Wholesale prices started to fall over the latest two weeks as traders secured shipments of gas from the US, but jumped 24pc to 214p on Tuesday - well above long-term averages of around 50p - as supplies of gas from Russia to Europe via Ukraine fell.
Russia has been accused of using the crisis to put pressure on Germany to approve its new Nord Stream 2 pipeline under the Baltic Sea, bypassing Ukraine.
Ofgem, the regulator, has already set out a plan for suppliers to raise third-party loans to pay for the burden of taking on customers from failed rivals - costs which are passed onto consumers.
Companies are also pushing for a broader private loan scheme which they can use for support.
The amount being claimed by suppliers for failures this year already runs to £1.8bn, while the Government has set aside nearly £1.7bn to run Bulb in special administration after it collapsed in November.
One source said: "There is an immediate issue of cash-flow here and if nothing happens bills will go up dramatically. Everyone is aware of that.
"A big hit all at once, or even over 12 months, is going to be unsustainable for a lot of people. There needs to be a financial mechanism to pay for this, which will ultimately be charged back to consumers.
"All of this could be provided by the energy companies, but that is a pretty big ask.
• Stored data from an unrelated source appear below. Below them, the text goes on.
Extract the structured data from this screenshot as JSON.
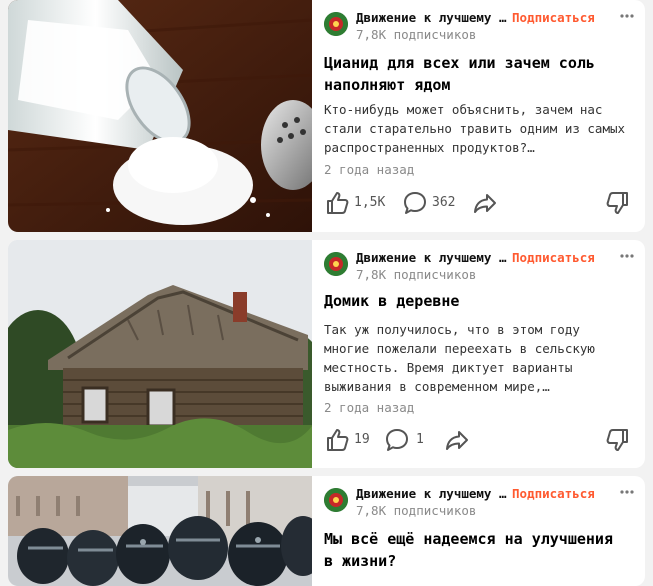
{
  "subscribe_label": "Подписаться",
  "accent_color": "#ff5a30",
  "icons": {
    "like": "thumb-up-icon",
    "comment": "comment-bubble-icon",
    "share": "share-arrow-icon",
    "dislike": "thumb-down-icon",
    "more": "more-dots-icon"
  },
  "articles": [
    {
      "channel": "Движение к лучшему мира",
      "subscribers": "7,8K подписчиков",
      "title": "Цианид для всех или зачем соль наполняют ядом",
      "snippet": "Кто-нибудь может объяснить, зачем нас стали старательно травить одним из самых распространенных продуктов?…",
      "date": "2 года назад",
      "likes": "1,5K",
      "comments": "362"
    },
    {
      "channel": "Движение к лучшему мира",
      "subscribers": "7,8K подписчиков",
      "title": "Домик в деревне",
      "snippet": "Так уж получилось, что в этом году многие пожелали переехать в сельскую местность. Время диктует варианты выживания в современном мире,…",
      "date": "2 года назад",
      "likes": "19",
      "comments": "1"
    },
    {
      "channel": "Движение к лучшему мира",
      "subscribers": "7,8K подписчиков",
      "title": "Мы всё ещё надеемся на улучшения в жизни?"
    }
  ]
}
The government won't want to provide it. So that leaves an investment opportunity to link those two together and create a pool of capital that will provide long-term loans indirectly to consumers."
City sources said pension funds may be able to invest in the loans if they are later securitised. Ofgem is running a consultation on the proposals for the costs of failed suppliers, closing on January 27.